The Logit Tensor Bottleneck
Training a Large Language Model with a massive vocabulary and a long context window creates a specific architectural crisis. When a model processes a sequence of 128K tokens, it must generate a logit tensor—the raw predictions for every possible token in the vocabulary across every position in the sequence. In these environments, a single logit tensor can swell to 40GB, often exceeding the memory footprint of the actual model weights. This creates a critical failure point where the GPU runs out of headroom precisely at the moment it needs to calculate the loss function.
Standard attempts to mitigate this usually involve sequence axis chunking, where the sequence is broken into smaller pieces to be processed sequentially. However, this approach fails to lower peak memory in practice. The culprit is the Autograd engine, the automatic differentiation system used by frameworks like PyTorch. To perform backpropagation, Autograd maintains a computational graph that preserves these tensors until the backward pass is complete. Consequently, even if the tensors are processed in chunks, the graph retains the necessary data, keeping the peak memory usage dangerously high.
The FLCE Fusion Strategy
FLCE, or Fused Logits Cross Entropy, fundamentally changes how the model handles the transition from predictions to loss. Instead of treating the logit generation and the cross-entropy calculation as two separate steps, FLCE fuses them into a single operation. The core innovation lies in how it interacts with the computational graph. Rather than allowing the Autograd engine to store a massive tensor for later use, FLCE calculates the gradients for each chunk immediately during the forward pass.
By computing the gradient on the fly, the system ensures that large tensors never reside in the graph simultaneously. This effectively collapses the memory requirement from a global sequence scale down to a local chunk scale. The tension here is a classic engineering trade-off between memory and latency.
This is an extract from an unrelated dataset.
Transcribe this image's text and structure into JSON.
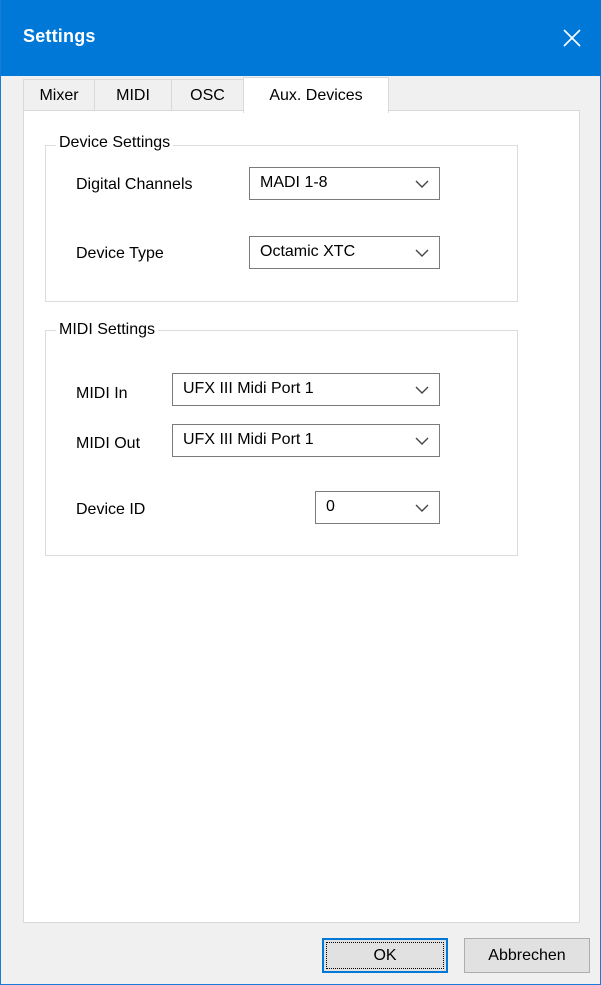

While FLCE drastically reduces the VRAM footprint, the overhead of fused kernel execution can impact raw processing speed. The efficiency of the implementation depends entirely on the precision of the kernel and how well it manages the trade-off between reduced memory pressure and the computational cost of immediate gradient calculation.
This shift in approach transforms the training pipeline from a memory-bound process into a compute-bound one, allowing researchers to scale context windows without requiring exponentially more hardware.
The path to million-token contexts now depends less on raw VRAM and more on the efficiency of the kernels we write.